As conclusões de seu exaustivo trabalho são esclarecedoras e merecem ser transcritas:

"A participação do advogado no sistema processual brasileiro não pode ser vista como uma meramente acidental em face de sua indispensabilidade constitucionalmente assegurada (art. 133, CRFB/88)".

"O exercício da atividade técnica de defesa não pode ser desvalorizada e nem mesmo suprimida sob pena de se esvaziar uma garantia que o cidadão brasileiro possui".

"A partir desse pressuposto constitucional percebe-se a necessidade de se reforçar, conjuntamente com a ênfase do papel da magistratura, o papel da advocacia".

"A postura belicosa de juízes com advogados ou vice-versa não poderia ser mais equivocada na atualidade em face da necessária interdependência de todos os sujeitos processuais no sistema de aplicação de tutela".

"Essa constatação impõe uma análise adequada da fixação dos honorários que garantem ao advogado a prática de seu múnus, especialmente embasado nos precedentes da jurisprudência do Superior Tribunal de Justiça".

"E, nesse aspecto, impõe-se a fixação de honorários na fase de cumprimento de sentença com ou sem o manejo pelo devedor de impugnação em face do inadimplemento do devedor."

"Tal fixação deverá ocorrer no momento em que o juízo possuir elementos objetivos para tal fixação".

"Obviamente que a remuneração do advogado deverá ser fixada de modo proporcional à atividade desenvolvida pelo procurador tanto na fase de conhecimento quanto na fase de cumprimento da sentença".

"Por outro lado, a supressão dos honorários na fase de cumprimento irá de encontro com os objetivos da reforma, especialmente com a busca da satisfação do credor em tempo razoável".

ARAKEN DE ASSIS, uma das maiores autoridades sobre execução, encerra a discussão:

"É omissa a disciplina do ‘cumprimento de sentença’ acerca do cabimento dos honorários advocatícios.
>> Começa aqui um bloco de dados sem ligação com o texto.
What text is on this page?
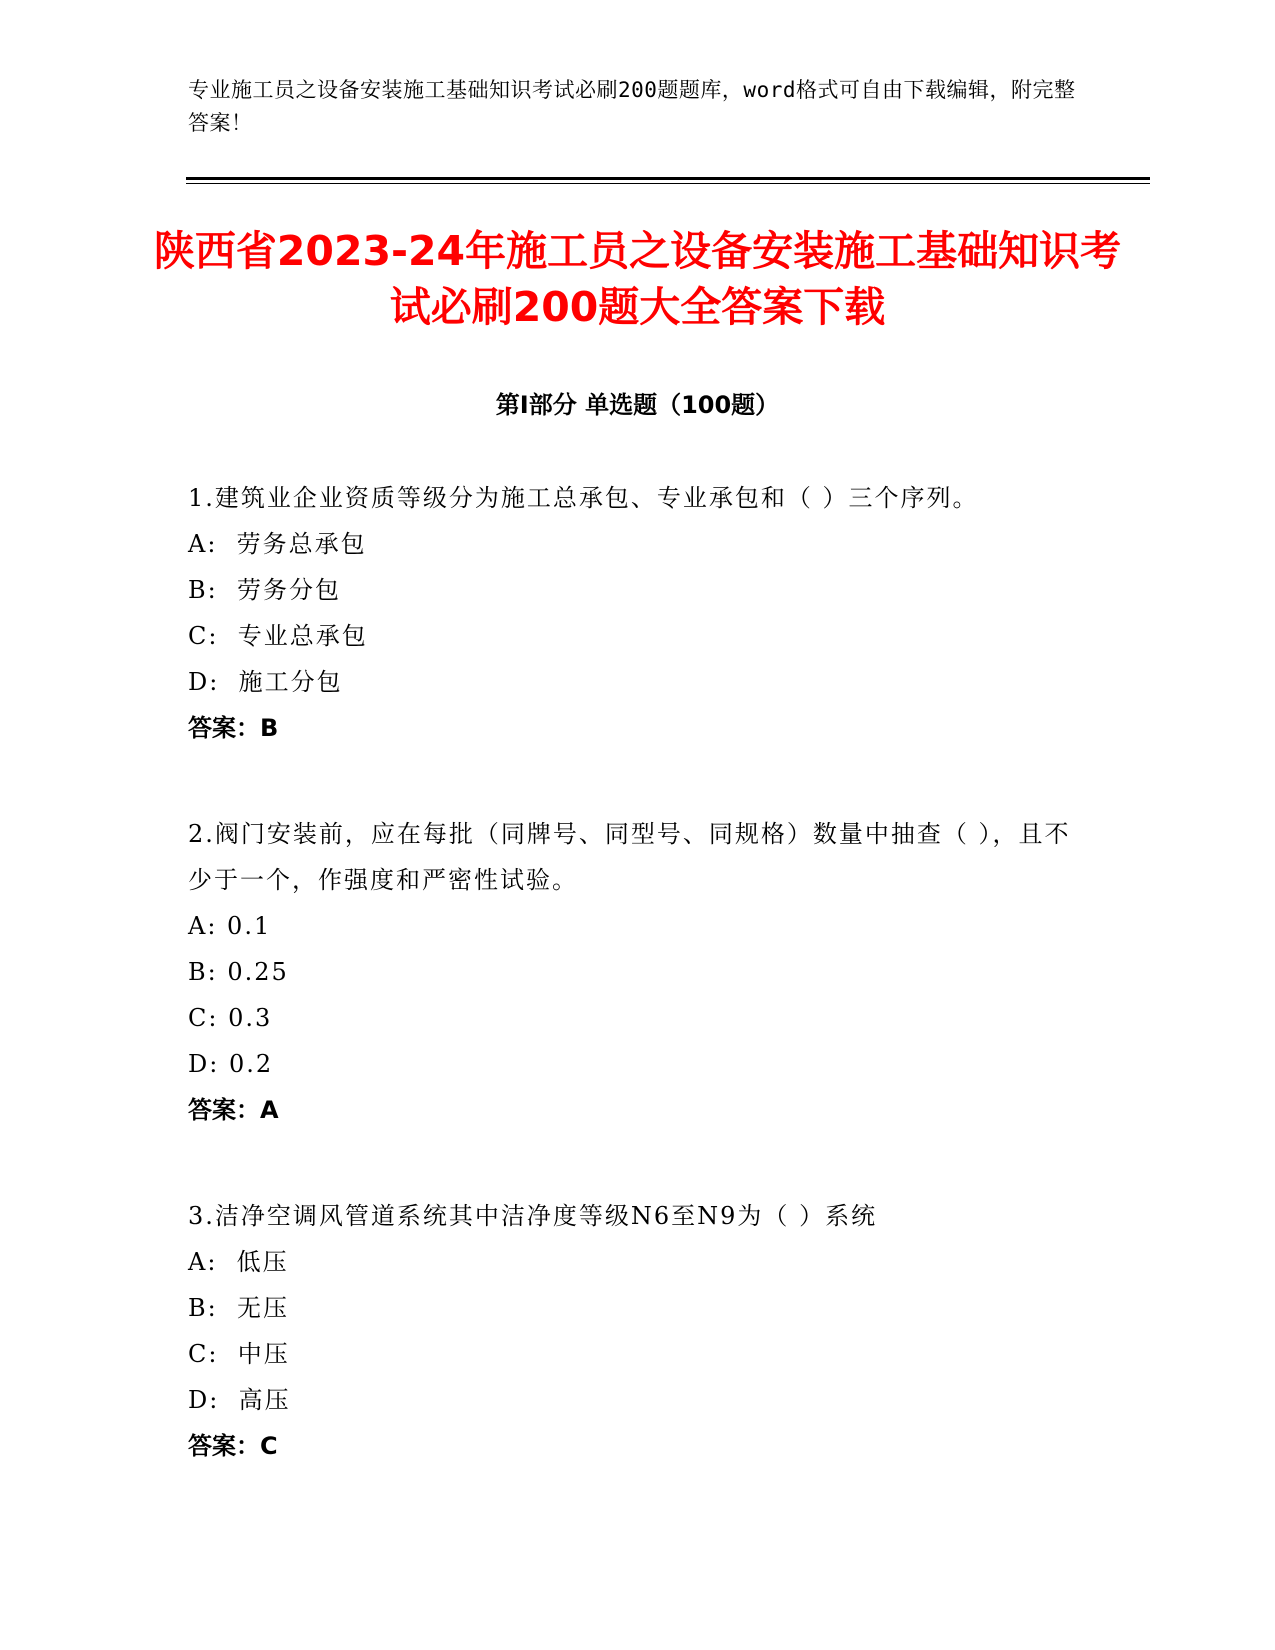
专业施工员之设备安装施工基础知识考试必刷200题题库，word格式可自由下载编辑，附完整答案！
陕西省2023-24年施工员之设备安装施工基础知识考试必刷200题大全答案下载
第I部分 单选题（100题）
1.建筑业企业资质等级分为施工总承包、专业承包和（ ）三个序列。
A:  劳务总承包
B:  劳务分包
C:  专业总承包
D:  施工分包
答案：B
2.阀门安装前，应在每批（同牌号、同型号、同规格）数量中抽查（ ），且不少于一个，作强度和严密性试验。
A: 0.1
B: 0.25
C: 0.3
D: 0.2
答案：A
3.洁净空调风管道系统其中洁净度等级N6至N9为（ ）系统
A:  低压
B:  无压
C:  中压
D:  高压
答案：C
No entanto, harmoniza-se com o espírito da reforma e, principalmente, com a onerosidade superveniente do processo para o condenado que não solve a dívida no prazo de espera de quinze dias – razão pela qual suportará, a titulo de pena, a multa de 10% (art. 475-J, caput) -, a fixação de honorários a favor do exeqüente, senão no ato que deferir a execução, no mínimo na oportunidade do levantamento do dinheiro penhorado ou do produto da alienação dos bens. Os honorários já contemplados no título judicial (e sequer em todos) se referem ao trabalho desenvolvido no processo de conhecimento, conforme se infere das diretrizes contempladas no art. 20, §3º, para sua fixação na sentença condenatória. E continua em vigor o art. 710: retornam as sobras do executado somente após a satisfação do principal, dos juros, da correção, das despesas processuais e dos honorários advocatícios. Do contrário, embora seja prematuro apontar o beneficiado com a reforma, já se poderia localizar o notório perdedor: o advogado do exeqüente, às voltas com difícil processo e incidentes, a exemplo da impugnação do art. 475-L, sem a devida contraprestação".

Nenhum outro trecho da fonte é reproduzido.